Mauser fabrikasının devamı olan h&k firmasında Almanya’da oberndorf adında küçük bir köyde üretilmektedir. Koronavirüs salgınından önce fabrikayı ve müzeyi gezme imkanı buldum. Üretmiş oldukları mavzer tüfek, kasalı onlu, luger ve nihayetinde g3 modellerinin Türkiye’de son yüz yıldır ulusal bağımsızlık savaşından tutun da terörle mücadeleye kadar pek çok alanda başarıyla hizmet verdiğini, halk türkülerine konu olduğunu, özellikle luger p08 tabancanın halen daha Türkiye’nin kuzeyinde çok sevildiğini söyleyince bir anda etrafımı ufak çapta gayet meraklı bir mühendisler ordusu sardı. ikinci dünya savaşında kullanılan silahlar nazizmi çağrıştırdığı gerekçesiyle Almanya’da çalışır vaziyette ruhsatlandırılamıyor ancak ateşleme sistemleri geri döndürülemez şekilde deaktif edilip dekoratif amaçlı satılabiliyor.
Gelelim g3’e;
ikinci dünya savaşından sonra Wehrmacht’ın mp 44 tüfeği tabiri caizse Ruslar tarafından o devirdeki hemen her Alman sanayi ürününde olduğu gibi planları çalınarak ak 47 üretildi. Savaşın mağlubu Almanya ise ordusunu tamamen savunma amaçlı dizayn etmek durumundaydı. Onlar da yine halihazırda ellerinde olan en iyi tüfek mp 44’ün tabiri caizse hücum kabiliyetini mecburen budayarak savunma amaçlı müthiş bir tüfek olan g3’ü ürettiler. Birbiriyle her alanda kıyaslanan g3 ve ak47 bu yönden biraz da kuzen sayılır.

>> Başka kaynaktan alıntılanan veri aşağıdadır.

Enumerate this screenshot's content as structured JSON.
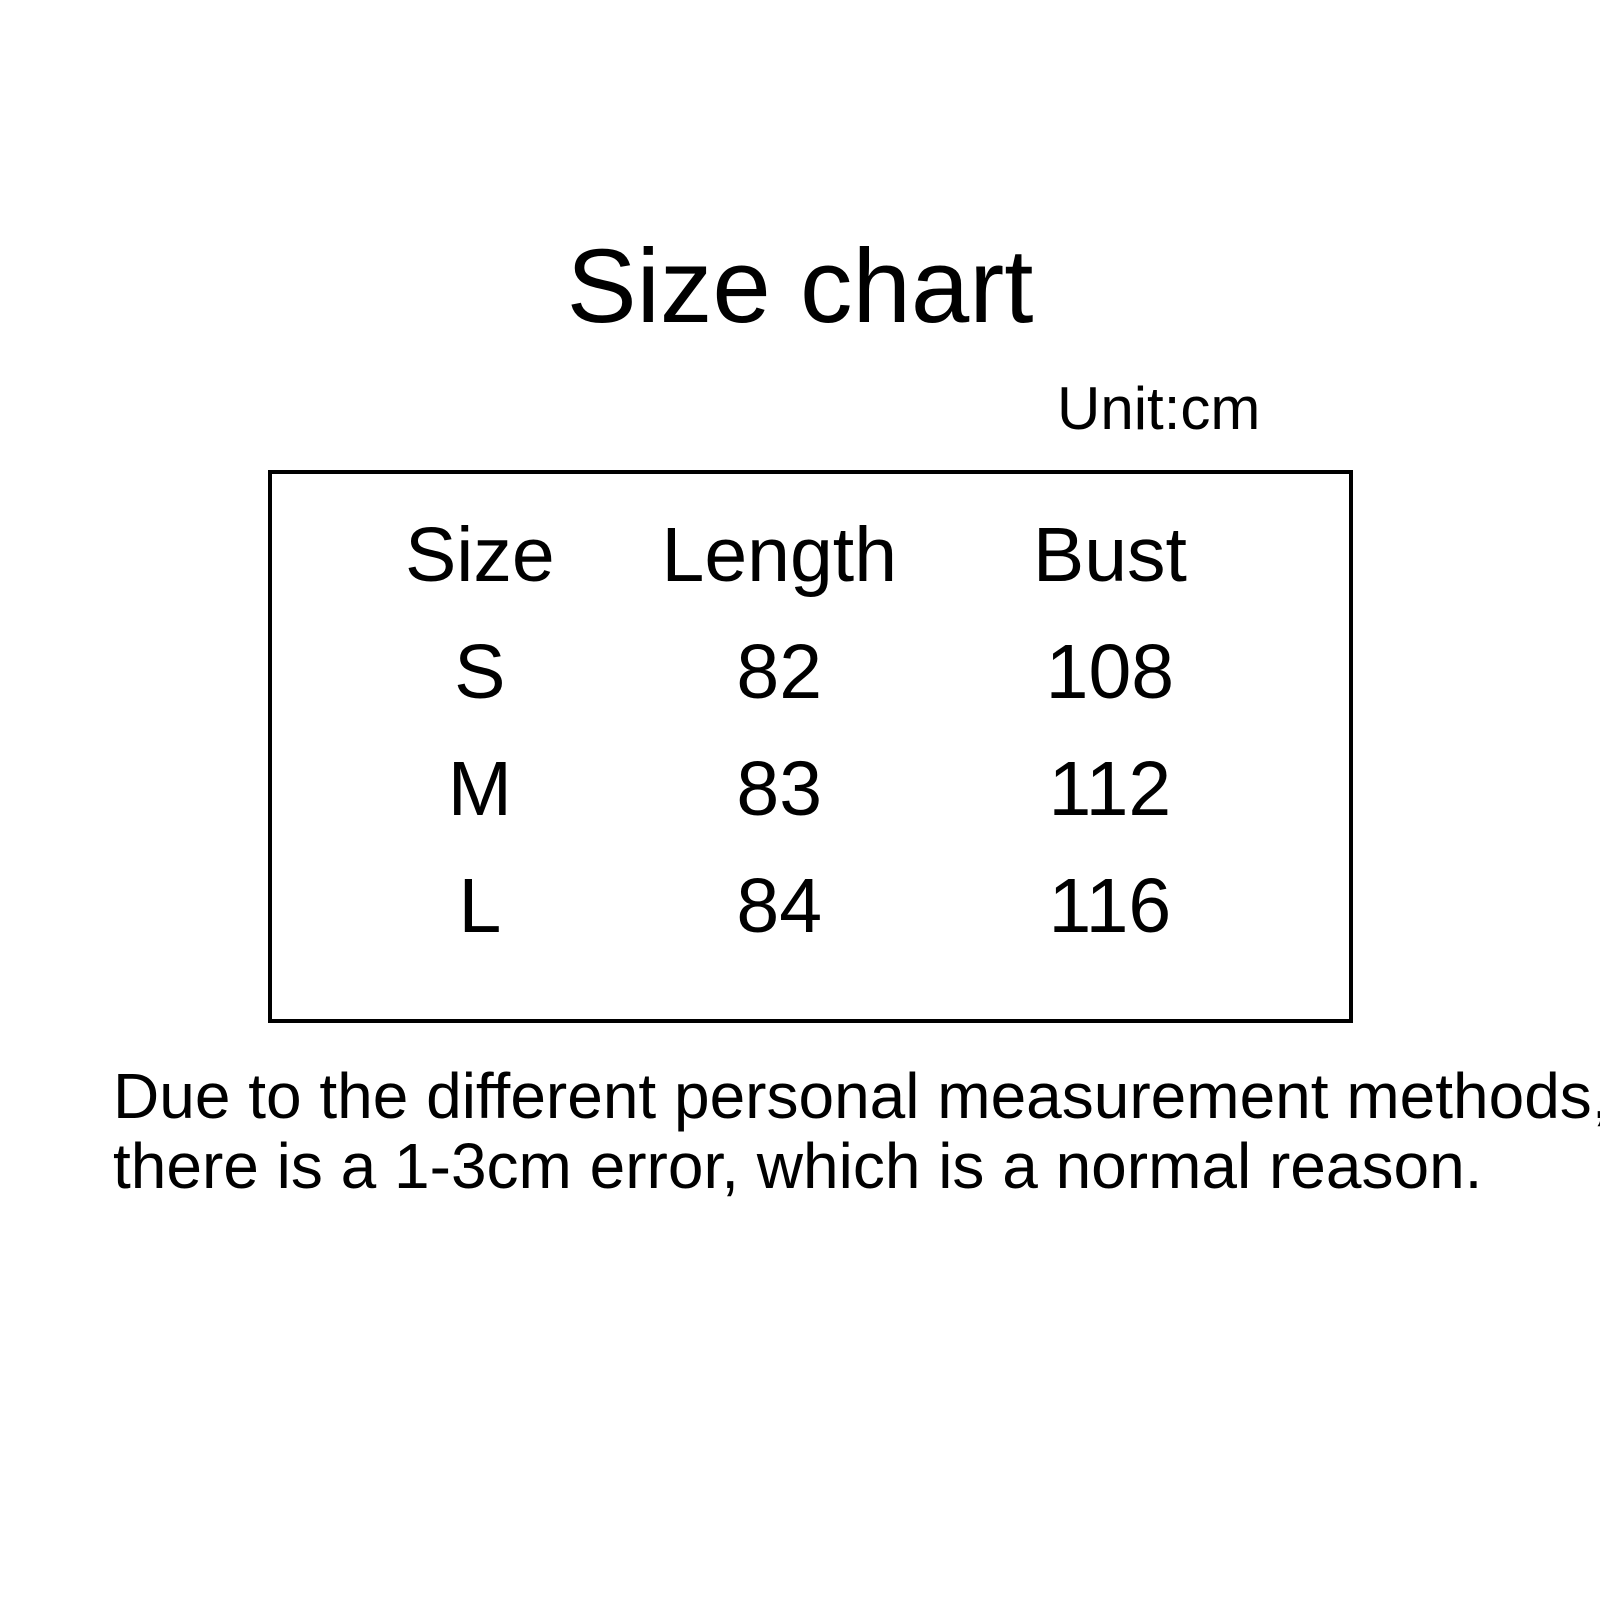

G3 anlaşıldığı üzere tamamen savunma amaçlı dizayn edilmiş bir tüfektir. Müstahkem mevkideki bir askerin destek alarak siper almasını kolaylaştırmak için kundağı tüm muadillerinden daha uzundur. Ve yine savunmadaki askerin daha az mermiye ihtiyacı olduğu öngörülerek şarjör kapasitesi daha az tutulmuştur. Her an saldırı tehtidine karşı kurma kolu geride taşınabilir ve saldırı anında kurma koluna vurulup doldurulduğunda çıkan bilindik sesle diğer askerleri de ikaz etmiş olur. isabetliliği kesinlikle muadillerinden çok yüksektir.
Ancak g3’ün Herşeyden önce emsallerinden daha ağır olması intikallerde askeri yorar. Baştan söylediğimiz gibi belli bir yeri savunma amacıyla üretildiğinden hafiflik kaygısı güdülmemiştir. Nişan hattının sıfırlanması ve rutin bakım ve temizliği emsallerinden biraz daha karışıktır bu yüzden g3 asla bir taarruz tüfeği olamamıştır.
Peki neden g3 ordumuz tarafından çeyrek asırdan fazla bir süredir taarruz tüfeği gibi kullanılmaktadır? Bunun cevabını yakın tarihimizde Türkiye’ye uygulanan örtülü bir ambargoya bağlıyorum. O yıllarda Almanya’dan başka silah alabileceğimiz hiçbir ülke yoktu çünkü, Almanya’yla tarih boyu iyi ilişkilerimiz vardı ve bu yüzden silahın lisansını alarak kendimiz üretebildik ve buradan kazandığımız tecrübeyle kendi silahlarımızı ürettik.
Bu yönüyle g3 Türk silah sanayisi ve savaş konseptinde bir dönüm noktasıdır.